Mesh networks which use capacity on a demand assigned multiple access (DAMA) basis take a different approach. The master control station merely acts as a controller and facilitator rather than a hub through which traffic passes as in a star network. However, these connections take a little time to set-up and thus, mesh/DAMA systems are often equated to a terrestrial dial-up connection.

SCPC Mesh/DAMA Network Diagram

 

There are also mesh systems which use a TDMA access scheme where all of the terminals in a network receive and transmit to the same channel, selecting different time slots because each terminal is aware of what the others have reserved. In the past these types of system have been costly and therefore, reserved for large scale trunking applications, but, more recently, prices have come down considerably and now they can be cost competitive with SCPC/DAMA systems for thin route applications as well.

Now that pretty much all the star TDMA system vendors have systems capable of data rates in excess of 100 Mbps, the high-end SCPC and DAMA products have lost their big advantage.  The most powerful VSAT terminals in a manufacturers' product range are priced at a slight premium to a standard VSAT, but are also often able to carry much greater network functionality so traditional full-mesh systems have increasingly found their markets mainly in highly specialised, niche markets running Air Traffic Control, Defence and Satellite News Gathering (SNG) applications.


 

Point-to-point SCPC (single channel per carrier) links are the satellite equivalent of a terrestrial leased line connection.
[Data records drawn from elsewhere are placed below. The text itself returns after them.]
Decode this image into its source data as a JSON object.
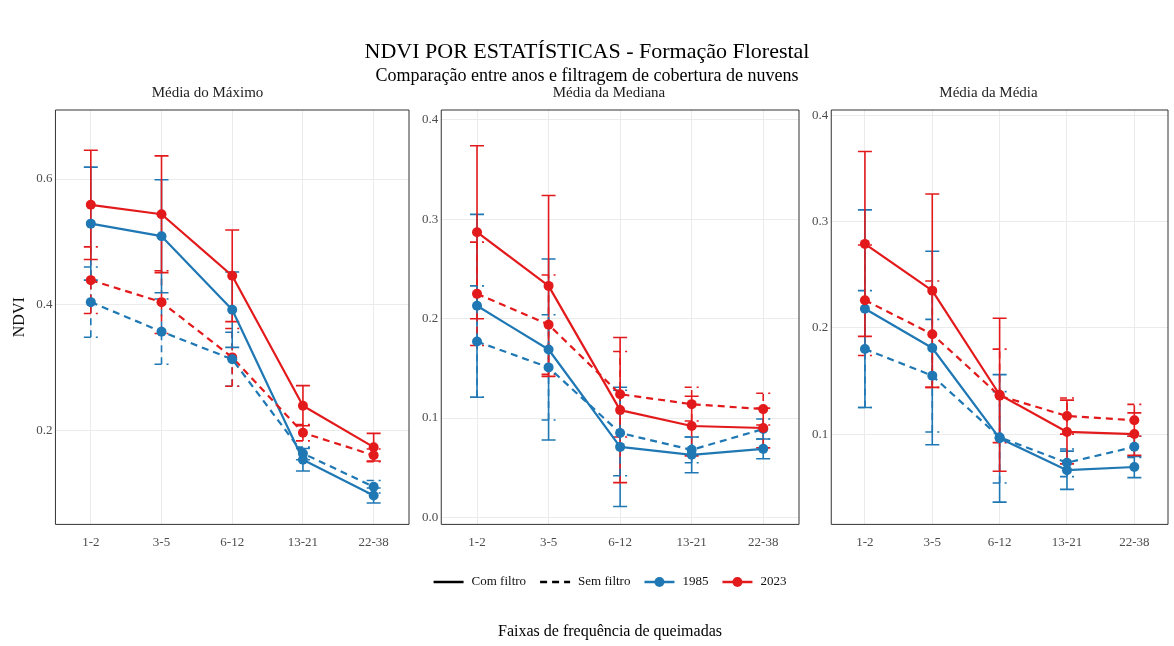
{
  "chart_data": [
    {
      "type": "other",
      "title": "NDVI POR ESTATÍSTICAS - Formação Florestal",
      "subtitle": "Comparação entre anos e filtragem de cobertura de nuvens"
    },
    {
      "type": "line",
      "title": "Média do Máximo",
      "ylabel": "NDVI",
      "categories": [
        "1-2",
        "3-5",
        "6-12",
        "13-21",
        "22-38"
      ],
      "ylim": [
        0.05,
        0.71
      ],
      "yticks": [
        0.2,
        0.4,
        0.6
      ],
      "grid": true,
      "marker": "circle",
      "legend": false,
      "series": [
        {
          "color": "#1f78b4",
          "line_style": "dashed",
          "values": [
            0.404,
            0.357,
            0.313,
            0.163,
            0.11
          ],
          "errors": [
            0.056,
            0.052,
            0.043,
            0.01,
            0.01
          ]
        },
        {
          "color": "#e31a1c",
          "line_style": "dashed",
          "values": [
            0.439,
            0.404,
            0.316,
            0.196,
            0.16
          ],
          "errors": [
            0.053,
            0.05,
            0.046,
            0.013,
            0.01
          ]
        },
        {
          "color": "#1f78b4",
          "line_style": "solid",
          "values": [
            0.529,
            0.509,
            0.392,
            0.153,
            0.096
          ],
          "errors": [
            0.09,
            0.09,
            0.06,
            0.018,
            0.012
          ]
        },
        {
          "color": "#e31a1c",
          "line_style": "solid",
          "values": [
            0.559,
            0.544,
            0.446,
            0.239,
            0.173
          ],
          "errors": [
            0.087,
            0.093,
            0.073,
            0.032,
            0.022
          ]
        }
      ]
    },
    {
      "type": "line",
      "title": "Média da Mediana",
      "xlabel": "Faixas de frequência de queimadas",
      "categories": [
        "1-2",
        "3-5",
        "6-12",
        "13-21",
        "22-38"
      ],
      "ylim": [
        -0.007,
        0.41
      ],
      "yticks": [
        {
          "value": 0,
          "label": "0.0"
        },
        0.1,
        0.2,
        0.3,
        0.4
      ],
      "grid": true,
      "marker": "circle",
      "legend": "bottom",
      "annotations": [
        "Com filtro",
        "Sem filtro"
      ],
      "series": [
        {
          "name": "1985",
          "color": "#1f78b4",
          "line_style": "solid",
          "values": [
            0.213,
            0.169,
            0.071,
            0.063,
            0.069
          ],
          "errors": [
            0.092,
            0.091,
            0.06,
            0.018,
            0.01
          ]
        },
        {
          "name": "2023",
          "color": "#e31a1c",
          "line_style": "solid",
          "values": [
            0.287,
            0.233,
            0.108,
            0.092,
            0.09
          ],
          "errors": [
            0.087,
            0.091,
            0.073,
            0.03,
            0.02
          ]
        },
        {
          "color": "#1f78b4",
          "line_style": "dashed",
          "values": [
            0.177,
            0.151,
            0.085,
            0.068,
            0.089
          ],
          "errors": [
            0.056,
            0.053,
            0.043,
            0.013,
            0.01
          ]
        },
        {
          "color": "#e31a1c",
          "line_style": "dashed",
          "values": [
            0.225,
            0.194,
            0.124,
            0.114,
            0.109
          ],
          "errors": [
            0.052,
            0.05,
            0.043,
            0.017,
            0.016
          ]
        }
      ]
    },
    {
      "type": "line",
      "title": "Média da Média",
      "categories": [
        "1-2",
        "3-5",
        "6-12",
        "13-21",
        "22-38"
      ],
      "ylim": [
        0.015,
        0.405
      ],
      "yticks": [
        0.1,
        0.2,
        0.3,
        0.4
      ],
      "grid": true,
      "marker": "circle",
      "legend": false,
      "series": [
        {
          "color": "#1f78b4",
          "line_style": "dashed",
          "values": [
            0.18,
            0.155,
            0.097,
            0.073,
            0.088
          ],
          "errors": [
            0.055,
            0.053,
            0.043,
            0.013,
            0.01
          ]
        },
        {
          "color": "#e31a1c",
          "line_style": "dashed",
          "values": [
            0.226,
            0.194,
            0.136,
            0.117,
            0.113
          ],
          "errors": [
            0.052,
            0.05,
            0.044,
            0.017,
            0.015
          ]
        },
        {
          "color": "#1f78b4",
          "line_style": "solid",
          "values": [
            0.218,
            0.181,
            0.096,
            0.066,
            0.069
          ],
          "errors": [
            0.093,
            0.091,
            0.06,
            0.018,
            0.01
          ]
        },
        {
          "color": "#e31a1c",
          "line_style": "solid",
          "values": [
            0.279,
            0.235,
            0.137,
            0.102,
            0.1
          ],
          "errors": [
            0.087,
            0.091,
            0.072,
            0.03,
            0.02
          ]
        }
      ]
    }
  ]
}
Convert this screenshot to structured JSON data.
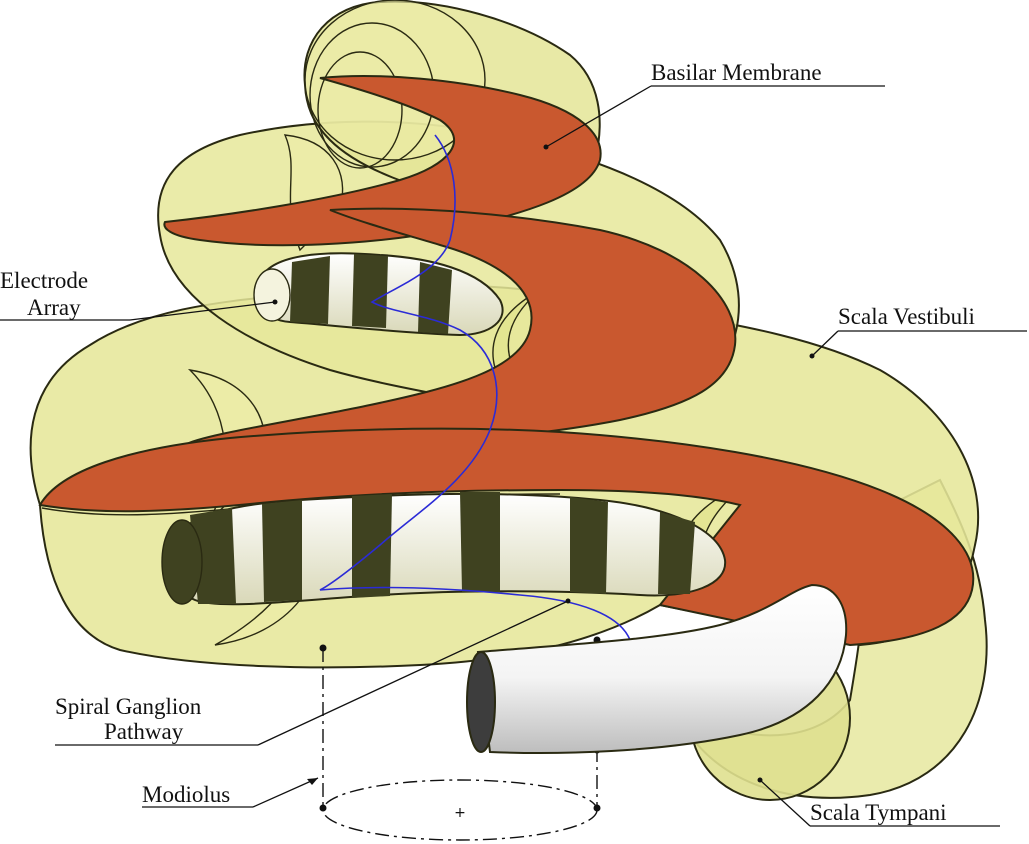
{
  "labels": {
    "basilar_membrane": "Basilar Membrane",
    "electrode_line1": "Electrode",
    "electrode_line2": "Array",
    "scala_vestibuli": "Scala Vestibuli",
    "spiral_ganglion_line1": "Spiral Ganglion",
    "spiral_ganglion_line2": "Pathway",
    "modiolus": "Modiolus",
    "scala_tympani": "Scala Tympani",
    "center_mark": "+"
  },
  "colors": {
    "scala_fill": "#e6e79a",
    "scala_fill_dark": "#c9c86a",
    "membrane": "#c8572f",
    "membrane_dark": "#9c3a1c",
    "electrode_light": "#f3f2dc",
    "electrode_dark": "#3f4220",
    "pathway": "#2b2bd6",
    "tube_light": "#ffffff",
    "tube_shade": "#c9c9c9",
    "ink": "#111111"
  }
}
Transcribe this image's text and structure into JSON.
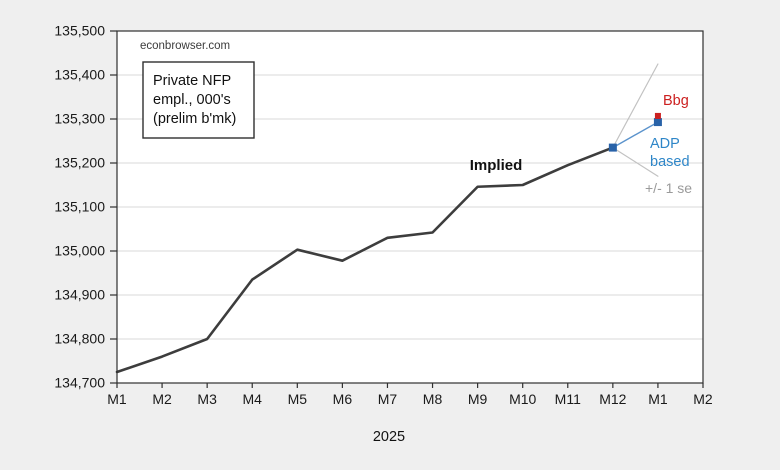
{
  "figure": {
    "watermark": "econbrowser.com",
    "note_box": {
      "line1": "Private NFP",
      "line2": "empl., 000's",
      "line3": "(prelim b'mk)"
    },
    "xlabel": "2025",
    "annotations": {
      "implied": {
        "text": "Implied",
        "color": "#111111"
      },
      "bbg": {
        "text": "Bbg",
        "color": "#cc2020"
      },
      "adp": {
        "line1": "ADP",
        "line2": "based",
        "color": "#2e86c8"
      },
      "se": {
        "text": "+/- 1 se",
        "color": "#9a9a9a"
      }
    },
    "colors": {
      "background": "#efefef",
      "plot_background": "#ffffff",
      "plot_border": "#2f2f2f",
      "gridline": "#d9d9d9",
      "implied_line": "#3d3d3d",
      "adp_line": "#5b93cc",
      "se_line": "#c2c2c2",
      "marker_navy": "#2862a8",
      "marker_red": "#cc2020"
    }
  },
  "chart_data": {
    "type": "line",
    "title": "Private NFP empl., 000's (prelim b'mk)",
    "source_watermark": "econbrowser.com",
    "x_axis_label": "2025",
    "x_categories": [
      "M1",
      "M2",
      "M3",
      "M4",
      "M5",
      "M6",
      "M7",
      "M8",
      "M9",
      "M10",
      "M11",
      "M12",
      "M1",
      "M2"
    ],
    "ylim": [
      134700,
      135500
    ],
    "y_tick_step": 100,
    "y_tick_labels": [
      "134,700",
      "134,800",
      "134,900",
      "135,000",
      "135,100",
      "135,200",
      "135,300",
      "135,400",
      "135,500"
    ],
    "grid": true,
    "legend_position": "none",
    "series": [
      {
        "name": "minus 1 se",
        "color": "#c2c2c2",
        "width": 1.2,
        "x": [
          11,
          12
        ],
        "values": [
          135235,
          135170
        ]
      },
      {
        "name": "plus 1 se",
        "color": "#c2c2c2",
        "width": 1.2,
        "x": [
          11,
          12
        ],
        "values": [
          135235,
          135425
        ]
      },
      {
        "name": "Implied",
        "color": "#3d3d3d",
        "width": 2.6,
        "x": [
          0,
          1,
          2,
          3,
          4,
          5,
          6,
          7,
          8,
          9,
          10,
          11
        ],
        "values": [
          134725,
          134760,
          134800,
          134935,
          135003,
          134978,
          135030,
          135042,
          135146,
          135150,
          135195,
          135235
        ]
      },
      {
        "name": "ADP based",
        "color": "#5b93cc",
        "width": 1.4,
        "x": [
          11,
          12
        ],
        "values": [
          135235,
          135293
        ]
      }
    ],
    "markers": [
      {
        "name": "implied-end-marker",
        "x": 11,
        "value": 135235,
        "shape": "square",
        "size": 8,
        "color": "#2862a8"
      },
      {
        "name": "adp-based-marker",
        "x": 12,
        "value": 135293,
        "shape": "square",
        "size": 8,
        "color": "#2862a8"
      },
      {
        "name": "bbg-marker",
        "x": 12,
        "value": 135307,
        "shape": "square",
        "size": 6,
        "color": "#cc2020"
      }
    ]
  }
}
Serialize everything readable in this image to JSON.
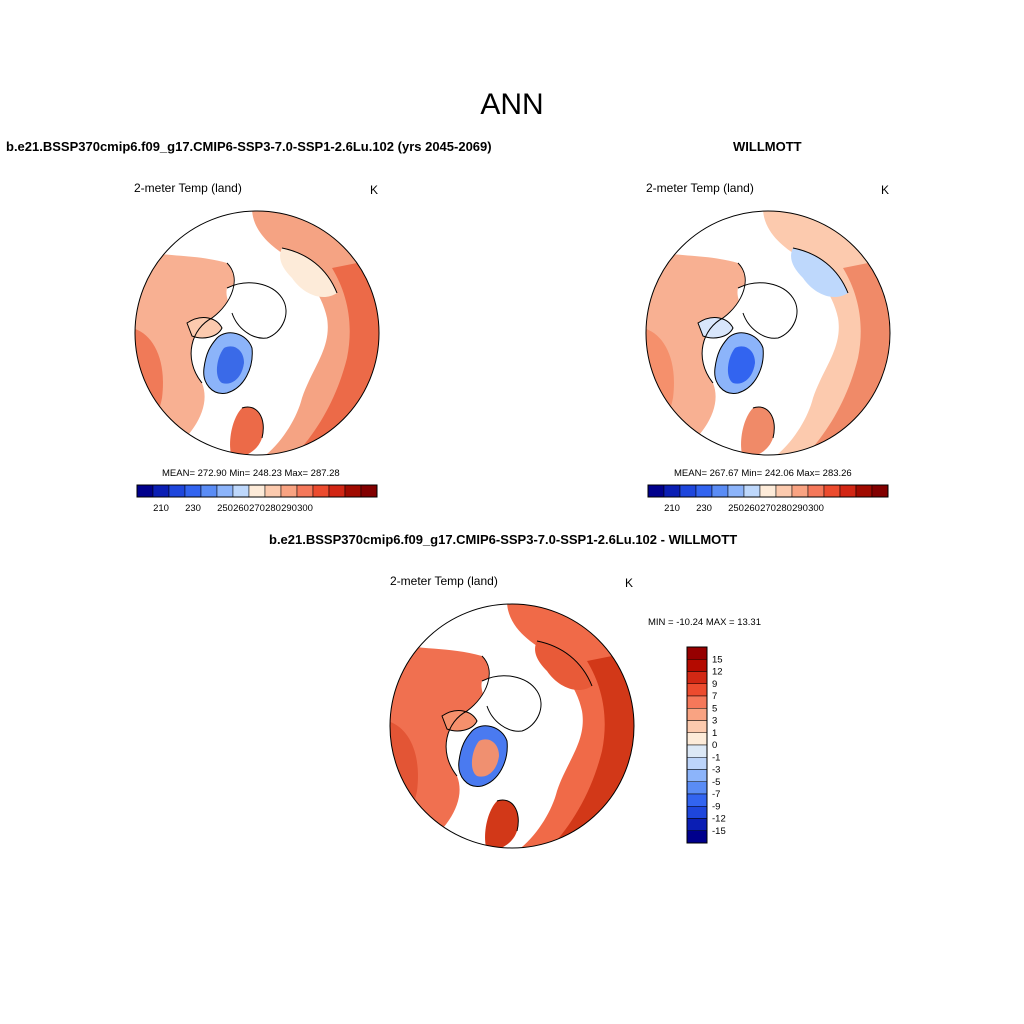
{
  "page_title": "ANN",
  "panels": [
    {
      "id": "model",
      "title": "b.e21.BSSP370cmip6.f09_g17.CMIP6-SSP3-7.0-SSP1-2.6Lu.102 (yrs 2045-2069)",
      "field": "2-meter Temp (land)",
      "units": "K",
      "stats": "MEAN= 272.90   Min= 248.23   Max= 287.28",
      "map_style": "model"
    },
    {
      "id": "obs",
      "title": "WILLMOTT",
      "field": "2-meter Temp (land)",
      "units": "K",
      "stats": "MEAN= 267.67   Min= 242.06   Max= 283.26",
      "map_style": "obs"
    },
    {
      "id": "diff",
      "title": "b.e21.BSSP370cmip6.f09_g17.CMIP6-SSP3-7.0-SSP1-2.6Lu.102 - WILLMOTT",
      "field": "2-meter Temp (land)",
      "units": "K",
      "stats": "MIN = -10.24 MAX =  13.31",
      "map_style": "diff"
    }
  ],
  "abs_colorbar": {
    "colors": [
      "#00008c",
      "#0a1eb4",
      "#1e46dc",
      "#3264f0",
      "#5a8cf5",
      "#8cb4fa",
      "#bed8fc",
      "#fdebd9",
      "#fccaae",
      "#f9a382",
      "#f5785a",
      "#ec4b2e",
      "#d22614",
      "#a00a00",
      "#820000"
    ],
    "tick_labels": [
      "210",
      "230",
      "250",
      "260",
      "270",
      "280",
      "290",
      "300"
    ]
  },
  "diff_colorbar": {
    "colors_top_to_bottom": [
      "#960000",
      "#b40a00",
      "#d22814",
      "#ec4b2e",
      "#f5785a",
      "#f9a382",
      "#fccaae",
      "#fdebd9",
      "#dce8f6",
      "#bcd4fa",
      "#8cb4fa",
      "#5a8cf5",
      "#3264f0",
      "#1e46dc",
      "#0a1eb4",
      "#00008c"
    ],
    "tick_labels": [
      "15",
      "12",
      "9",
      "7",
      "5",
      "3",
      "1",
      "0",
      "-1",
      "-3",
      "-5",
      "-7",
      "-9",
      "-12",
      "-15"
    ]
  }
}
They are usually set-up on a permanent, 24 hour basis and are thus more costly in satellite capacity and less efficient if not used all the time. However, they do support dedicated high bandwidth links without any sharing or contention.  We used only classify terminals running rates from 9.6 kbps to 2 Mbps as VSATs because data rates higher than 2 Mbps often required extremely large antennas that were expensive and could hardly be described as "Very Small Aperture" any ).  Today this is no longer the case and we simply try and exclude any type of installation that is much more than 3.6 metres.

Point-to-point Network Diagram

 

All other systems are usually a variation on one of the themes described above, either in a star, mesh or hybrid (star and mesh) configuration.